The first time a single cowboy filled the role of the central, heroic figure in a novel, however, was in Owen Wister's The Virginian (1902). Wister, born into a prominent family in Philadelphia, first traveled west in 1882 on the advice of his physician. Seeing the romantic possibilities in the decline of the cattle industry and the subsequent disappearance of the western cowboy, Wister wrote the immensely successful portrayal of the love between a cowboy and an eastern schoolmarm. Featuring a classic example of the selfless hero, the novel includes an old‐fashioned showdown at the end, with good pitted against bad. Wister's novel became part of an increasingly popular twentieth‐century trend among authors toward writing about the cattle industry with no real first‐hand experience. Typical of this new type of author who had never been out west but depended on published accounts for his information was the extremely prolific Clarence Mulford, who, with his novel Bar‐20 (1907), invented the character of Hopalong Cassidy. One of the most famous of the formula western writers was Zane Grey, whose novel Riders of the Purple Sage (1912) is noted for firmly setting forth the stereotype of the West.

Songs and poetry are also synonymous with the cowboy—both the real‐life version and the mythical kind. These two forms of expression are almost interchangeable, as cowboy poetry was often recited with music or sung to either popular tunes of the day or traditional melodies. Most cowboy poetry is considered sentimental and metrically unimaginative. First published in local western newspapers or livestock journals of the late 1800s, popular verse was generally rhymed, metered ballads written by someone in the northwest cattle country. Reminiscent of the ballad style of English, Irish, and Appalachian verse, these early poems were often submitted anonymously, due to fears of criticism or ridicule. Common themes include the disappearance of a way of life; the increasing industrialization of the west; the fencing off of the range; the camaraderie among cowboys; disasters—such as deaths from accidents or stampedes—favorite animals; and nature. One of the most well‐known nineteenth‐century poems is “The Cowboy's Soliloquy,” composed by Texas cowboy Allen McCandless. Texas cattleman William Lawrence Chittenden penned another well‐known favorite: “The Cowboys' Christmas Ball,” included in his Ranch Verses (1893), one of the first major collections of cowboy poetry. The work of other major cowboy poets—including Charles Badger Clark, Jr. (author of the standard “A Cowboy's Prayer”); James Barton Adams; Arthur Chapman; and Henry Herbert Knibbs—has been published in John A. Lomax's Songs of the Cattle Trail and Cow Camp (1919).

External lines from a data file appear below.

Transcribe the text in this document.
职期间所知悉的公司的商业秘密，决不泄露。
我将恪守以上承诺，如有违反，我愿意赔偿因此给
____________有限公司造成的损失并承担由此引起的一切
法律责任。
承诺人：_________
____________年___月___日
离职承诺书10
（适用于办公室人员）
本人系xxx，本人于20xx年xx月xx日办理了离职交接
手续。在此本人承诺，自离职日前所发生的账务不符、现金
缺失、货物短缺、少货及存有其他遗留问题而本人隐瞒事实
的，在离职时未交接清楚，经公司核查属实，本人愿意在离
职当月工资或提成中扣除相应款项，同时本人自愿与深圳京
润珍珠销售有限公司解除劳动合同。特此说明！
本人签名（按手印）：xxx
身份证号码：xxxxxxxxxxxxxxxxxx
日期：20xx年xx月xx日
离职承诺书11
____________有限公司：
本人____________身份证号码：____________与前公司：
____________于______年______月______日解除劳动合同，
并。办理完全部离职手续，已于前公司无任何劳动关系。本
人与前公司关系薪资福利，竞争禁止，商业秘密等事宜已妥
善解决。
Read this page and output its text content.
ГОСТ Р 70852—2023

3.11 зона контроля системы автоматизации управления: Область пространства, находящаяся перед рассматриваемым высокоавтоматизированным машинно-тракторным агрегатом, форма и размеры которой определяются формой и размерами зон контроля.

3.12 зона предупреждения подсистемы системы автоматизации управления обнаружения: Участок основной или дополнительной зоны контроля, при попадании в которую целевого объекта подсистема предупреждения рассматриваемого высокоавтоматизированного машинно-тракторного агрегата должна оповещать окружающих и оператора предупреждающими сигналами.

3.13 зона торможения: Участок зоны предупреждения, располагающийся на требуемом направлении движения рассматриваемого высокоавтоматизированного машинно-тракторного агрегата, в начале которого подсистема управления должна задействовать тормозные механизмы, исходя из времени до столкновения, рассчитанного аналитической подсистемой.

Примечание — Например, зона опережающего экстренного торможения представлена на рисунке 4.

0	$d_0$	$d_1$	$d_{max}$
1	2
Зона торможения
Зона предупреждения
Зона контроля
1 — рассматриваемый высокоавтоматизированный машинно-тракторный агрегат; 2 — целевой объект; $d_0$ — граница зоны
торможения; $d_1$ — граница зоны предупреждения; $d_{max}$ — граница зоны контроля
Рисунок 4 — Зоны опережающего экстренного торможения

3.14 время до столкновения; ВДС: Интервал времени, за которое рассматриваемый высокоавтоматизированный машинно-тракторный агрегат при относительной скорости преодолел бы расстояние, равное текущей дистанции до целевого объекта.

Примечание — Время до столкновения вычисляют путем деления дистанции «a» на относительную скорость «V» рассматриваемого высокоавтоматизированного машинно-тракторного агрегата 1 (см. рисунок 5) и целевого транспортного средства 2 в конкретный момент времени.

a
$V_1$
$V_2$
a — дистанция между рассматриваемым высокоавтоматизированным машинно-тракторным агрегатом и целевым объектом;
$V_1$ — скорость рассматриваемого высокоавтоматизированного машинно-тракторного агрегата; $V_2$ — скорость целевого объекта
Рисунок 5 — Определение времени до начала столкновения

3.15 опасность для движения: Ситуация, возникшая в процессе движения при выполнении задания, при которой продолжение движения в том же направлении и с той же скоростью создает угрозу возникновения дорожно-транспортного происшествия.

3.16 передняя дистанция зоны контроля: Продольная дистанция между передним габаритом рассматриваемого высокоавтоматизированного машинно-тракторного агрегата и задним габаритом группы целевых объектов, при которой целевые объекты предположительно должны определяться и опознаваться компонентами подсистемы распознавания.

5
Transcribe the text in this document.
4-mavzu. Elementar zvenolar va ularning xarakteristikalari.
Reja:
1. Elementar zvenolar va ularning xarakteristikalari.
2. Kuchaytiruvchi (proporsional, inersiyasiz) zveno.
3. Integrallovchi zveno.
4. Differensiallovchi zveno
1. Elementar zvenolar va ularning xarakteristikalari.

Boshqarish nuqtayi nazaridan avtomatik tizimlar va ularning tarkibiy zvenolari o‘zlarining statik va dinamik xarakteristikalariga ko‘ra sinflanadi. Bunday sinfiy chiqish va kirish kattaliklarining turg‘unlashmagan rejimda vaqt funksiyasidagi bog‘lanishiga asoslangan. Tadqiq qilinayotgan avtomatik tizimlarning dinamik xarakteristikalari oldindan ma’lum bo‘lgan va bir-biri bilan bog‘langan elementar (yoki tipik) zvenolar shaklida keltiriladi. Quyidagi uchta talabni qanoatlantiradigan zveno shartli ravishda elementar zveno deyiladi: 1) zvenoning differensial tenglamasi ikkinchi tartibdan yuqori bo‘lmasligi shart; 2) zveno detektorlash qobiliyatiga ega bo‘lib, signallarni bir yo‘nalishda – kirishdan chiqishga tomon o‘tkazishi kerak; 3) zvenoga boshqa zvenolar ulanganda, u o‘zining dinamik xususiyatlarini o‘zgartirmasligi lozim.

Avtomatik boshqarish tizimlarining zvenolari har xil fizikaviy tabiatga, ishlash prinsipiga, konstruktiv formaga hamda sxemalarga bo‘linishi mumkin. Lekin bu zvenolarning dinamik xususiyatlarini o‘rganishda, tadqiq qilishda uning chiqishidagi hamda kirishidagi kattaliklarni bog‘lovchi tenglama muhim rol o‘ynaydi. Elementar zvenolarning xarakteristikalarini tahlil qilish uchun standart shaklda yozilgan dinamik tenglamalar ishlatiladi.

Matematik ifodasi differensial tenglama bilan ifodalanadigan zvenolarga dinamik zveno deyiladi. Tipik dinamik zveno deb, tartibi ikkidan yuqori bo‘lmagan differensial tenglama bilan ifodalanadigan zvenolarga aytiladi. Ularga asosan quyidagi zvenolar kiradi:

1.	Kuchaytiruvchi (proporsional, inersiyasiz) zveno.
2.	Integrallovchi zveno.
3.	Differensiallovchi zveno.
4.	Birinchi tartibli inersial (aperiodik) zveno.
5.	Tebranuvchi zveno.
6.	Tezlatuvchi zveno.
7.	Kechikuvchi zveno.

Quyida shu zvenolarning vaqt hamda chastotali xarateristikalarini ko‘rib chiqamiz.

Regarding cowboy songs, it has been debated whether or not cowboys actually wrote, let alone sang, songs on the range. Cowboy Songs and Other Frontier Ballads, one of the first widely distributed major collections of cowboy songs, was published in 1910 by collector John A. Lomax. A leading scholar in American folksong, Lomax began collecting ballads as a young man. From 1907 to 1910, he made field recordings and requested ballads from western newspapers. Cowboy Songs was an immediate popular success, and helped launch the era of the professional singing cowboy, which began in the United States in the 1920s. The collection, which contains many songs accepted as authentic even though they are not signed, puts forth a romantic notion of the American cowboy, a factor that has invited criticism by later scholars. Among these is John Barsness, who has refuted the claim that the songs are authentic American folklore. Arguing that there are few references to singing in cowboy autobiographies, Barsness also has pointed to what he refers to as the absurd notion that anyone could sing while controlling a raging herd (it has been alleged that cowboys often sang during stampedes, to calm an out‐of‐control herd). Critics have also singled out Lomax as being most responsible for the sentimental notion of the cowboy, as many of the songs Lomax claimed were authentic have sophisticated vocabularies and verse structures, hardly the work, scholars have claimed, of uneducated cowhands.